I am trying to deploy an application in a client network, with AD/domain controller.
My application is a simple asp.net c# application, using windows authentication.
I am using win2003.
Basically, using VS2008, create a new website, hosted on IIS6.0.
Only 2 changes.
1. On IIS Directory security for the application, enabled "Integrated Security".
Note: anonymous is also enabled.
Only one change to the skeleton code generated.
Add below to the page_load method of default.aspx
using System.Security.Principal;
...
protected void Page_Load(object sender, EventArgs e)
{
WindowsIdentity id = WindowsIdentity.GetCurrent();
Response.Write("<B>Windows Identity Check</B><br>");
Response.Write("Name: " + id.Name + "<br>");
Response.Write("<BR>");
Response.Write("User.Identity: " + User.Identity.Name);
Response.Write("<BR>");
}
Output of browsing to the page:
Windows Identity Check- Name: NT AUTHORITY\NETWORK SERVICE
User.Identity:
The User.Identity.Name does not output the current username.

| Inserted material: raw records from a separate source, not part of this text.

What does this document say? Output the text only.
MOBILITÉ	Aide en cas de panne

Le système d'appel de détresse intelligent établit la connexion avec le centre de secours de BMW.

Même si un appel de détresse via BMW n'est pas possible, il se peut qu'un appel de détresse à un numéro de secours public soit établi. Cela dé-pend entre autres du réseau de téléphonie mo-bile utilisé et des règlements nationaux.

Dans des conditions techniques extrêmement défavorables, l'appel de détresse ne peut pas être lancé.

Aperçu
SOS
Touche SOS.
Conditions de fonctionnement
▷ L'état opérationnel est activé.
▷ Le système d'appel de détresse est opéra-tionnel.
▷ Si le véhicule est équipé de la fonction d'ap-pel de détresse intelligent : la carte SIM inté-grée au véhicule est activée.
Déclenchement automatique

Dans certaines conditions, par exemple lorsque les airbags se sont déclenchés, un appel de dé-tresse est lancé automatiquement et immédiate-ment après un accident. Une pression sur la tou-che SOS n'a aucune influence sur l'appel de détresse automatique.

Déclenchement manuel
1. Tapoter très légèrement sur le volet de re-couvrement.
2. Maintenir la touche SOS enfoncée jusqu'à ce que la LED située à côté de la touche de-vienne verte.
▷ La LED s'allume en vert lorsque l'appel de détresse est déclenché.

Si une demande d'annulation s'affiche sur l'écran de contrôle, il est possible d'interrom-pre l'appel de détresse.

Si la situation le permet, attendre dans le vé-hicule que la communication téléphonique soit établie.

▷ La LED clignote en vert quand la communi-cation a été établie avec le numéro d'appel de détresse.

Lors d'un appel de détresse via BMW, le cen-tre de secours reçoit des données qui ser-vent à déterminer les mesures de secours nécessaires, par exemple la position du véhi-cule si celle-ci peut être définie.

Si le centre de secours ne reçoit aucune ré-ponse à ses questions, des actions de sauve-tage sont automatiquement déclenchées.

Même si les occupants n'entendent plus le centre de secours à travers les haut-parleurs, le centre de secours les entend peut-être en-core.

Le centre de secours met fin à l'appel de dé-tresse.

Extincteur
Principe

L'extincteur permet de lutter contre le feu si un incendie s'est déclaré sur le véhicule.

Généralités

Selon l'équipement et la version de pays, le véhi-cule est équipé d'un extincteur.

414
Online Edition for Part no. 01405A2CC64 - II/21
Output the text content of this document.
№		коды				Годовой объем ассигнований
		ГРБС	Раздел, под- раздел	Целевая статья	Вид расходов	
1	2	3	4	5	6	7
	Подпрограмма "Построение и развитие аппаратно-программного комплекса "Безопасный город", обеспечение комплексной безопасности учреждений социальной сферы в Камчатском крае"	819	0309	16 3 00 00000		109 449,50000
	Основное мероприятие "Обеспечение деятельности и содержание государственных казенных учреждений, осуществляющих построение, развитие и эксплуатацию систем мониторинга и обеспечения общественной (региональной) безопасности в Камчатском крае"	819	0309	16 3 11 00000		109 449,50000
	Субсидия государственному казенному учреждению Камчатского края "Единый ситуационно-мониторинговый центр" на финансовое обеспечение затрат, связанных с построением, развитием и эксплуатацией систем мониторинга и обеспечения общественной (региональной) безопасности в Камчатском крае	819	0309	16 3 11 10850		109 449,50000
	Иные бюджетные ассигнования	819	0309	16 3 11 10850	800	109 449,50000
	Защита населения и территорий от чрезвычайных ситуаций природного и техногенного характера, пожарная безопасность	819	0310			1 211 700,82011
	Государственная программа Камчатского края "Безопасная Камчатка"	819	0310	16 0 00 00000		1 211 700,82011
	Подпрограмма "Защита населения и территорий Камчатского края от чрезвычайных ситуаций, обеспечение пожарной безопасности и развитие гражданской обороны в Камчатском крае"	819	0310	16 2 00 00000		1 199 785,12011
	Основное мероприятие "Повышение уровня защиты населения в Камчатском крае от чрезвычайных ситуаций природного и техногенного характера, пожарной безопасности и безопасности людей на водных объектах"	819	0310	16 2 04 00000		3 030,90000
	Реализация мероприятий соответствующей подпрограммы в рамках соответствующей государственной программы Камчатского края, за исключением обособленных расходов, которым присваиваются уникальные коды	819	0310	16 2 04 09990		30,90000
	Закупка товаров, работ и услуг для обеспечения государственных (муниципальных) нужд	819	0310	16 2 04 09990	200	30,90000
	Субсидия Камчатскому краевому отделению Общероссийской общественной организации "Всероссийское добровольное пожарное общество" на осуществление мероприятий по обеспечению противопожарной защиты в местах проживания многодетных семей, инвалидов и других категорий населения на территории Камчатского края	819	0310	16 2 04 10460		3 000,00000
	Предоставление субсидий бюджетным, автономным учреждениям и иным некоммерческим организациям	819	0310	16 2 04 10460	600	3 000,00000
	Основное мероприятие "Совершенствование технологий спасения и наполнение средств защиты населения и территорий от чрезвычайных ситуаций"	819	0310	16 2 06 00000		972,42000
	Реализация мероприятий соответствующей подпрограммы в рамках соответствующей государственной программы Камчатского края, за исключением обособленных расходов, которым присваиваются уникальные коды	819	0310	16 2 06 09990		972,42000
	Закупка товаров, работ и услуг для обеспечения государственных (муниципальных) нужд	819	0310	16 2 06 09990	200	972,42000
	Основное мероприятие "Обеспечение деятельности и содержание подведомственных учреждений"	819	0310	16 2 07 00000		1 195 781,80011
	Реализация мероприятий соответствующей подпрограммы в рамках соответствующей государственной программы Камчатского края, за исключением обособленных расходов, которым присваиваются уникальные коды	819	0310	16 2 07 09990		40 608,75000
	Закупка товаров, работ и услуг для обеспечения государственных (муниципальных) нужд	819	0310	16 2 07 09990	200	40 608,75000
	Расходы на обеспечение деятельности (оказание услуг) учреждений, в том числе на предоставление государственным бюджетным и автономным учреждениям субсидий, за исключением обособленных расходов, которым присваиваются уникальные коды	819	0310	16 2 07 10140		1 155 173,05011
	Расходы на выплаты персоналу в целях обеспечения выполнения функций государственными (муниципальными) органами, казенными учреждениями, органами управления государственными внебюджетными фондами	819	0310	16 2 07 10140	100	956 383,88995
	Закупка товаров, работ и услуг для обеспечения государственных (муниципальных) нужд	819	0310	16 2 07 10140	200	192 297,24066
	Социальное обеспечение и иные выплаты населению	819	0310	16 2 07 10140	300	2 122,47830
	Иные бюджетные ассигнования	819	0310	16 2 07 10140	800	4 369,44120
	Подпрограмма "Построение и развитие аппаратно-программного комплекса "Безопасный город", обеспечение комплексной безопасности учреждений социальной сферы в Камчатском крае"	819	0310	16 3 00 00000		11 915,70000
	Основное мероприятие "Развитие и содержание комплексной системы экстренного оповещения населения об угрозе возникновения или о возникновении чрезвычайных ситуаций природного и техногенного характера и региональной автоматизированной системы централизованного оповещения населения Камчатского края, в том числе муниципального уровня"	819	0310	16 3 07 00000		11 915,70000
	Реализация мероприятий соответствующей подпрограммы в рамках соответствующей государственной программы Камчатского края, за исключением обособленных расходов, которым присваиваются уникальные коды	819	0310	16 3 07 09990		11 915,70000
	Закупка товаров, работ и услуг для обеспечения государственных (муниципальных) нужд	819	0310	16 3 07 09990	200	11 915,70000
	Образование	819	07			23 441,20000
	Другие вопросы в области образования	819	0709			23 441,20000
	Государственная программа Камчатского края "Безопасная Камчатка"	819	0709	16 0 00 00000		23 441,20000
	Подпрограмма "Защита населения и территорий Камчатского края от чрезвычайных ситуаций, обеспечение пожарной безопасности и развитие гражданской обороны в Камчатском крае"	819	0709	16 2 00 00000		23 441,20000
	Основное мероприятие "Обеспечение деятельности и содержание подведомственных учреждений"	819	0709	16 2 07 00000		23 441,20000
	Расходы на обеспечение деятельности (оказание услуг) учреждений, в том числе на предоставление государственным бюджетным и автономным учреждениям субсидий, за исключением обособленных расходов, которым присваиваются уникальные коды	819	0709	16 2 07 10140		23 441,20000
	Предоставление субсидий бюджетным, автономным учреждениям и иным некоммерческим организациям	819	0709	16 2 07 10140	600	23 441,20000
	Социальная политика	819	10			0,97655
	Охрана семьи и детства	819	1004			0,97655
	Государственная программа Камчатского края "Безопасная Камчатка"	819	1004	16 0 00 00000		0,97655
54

As discussed in this article http://weblogs.asp.net/scottgu/archive/2006/07/12/Recipe_3A00_-Enabling-Windows-Authentication-within-an-Intranet-ASP.NET-Web-application.aspx
I added:
<authorization>
<deny users="?"/>
</authorization>
From what i userstand is that, when this is added, I can get the current users, username from User.Identity.Name.
However, once I added the above, the browser now prompts me for a username and password. Once I enter it, I am able to use User.Identity.Name to get the username. However I do not want the username/password pop up to appear. I want the application to authenticate the user based on their network credentials.
Am I missing something?
Best Answer
Check that internet explorer knows the site is part of local intranet zone. Also, under the settings for intranet zone check that automatic logon is enabled.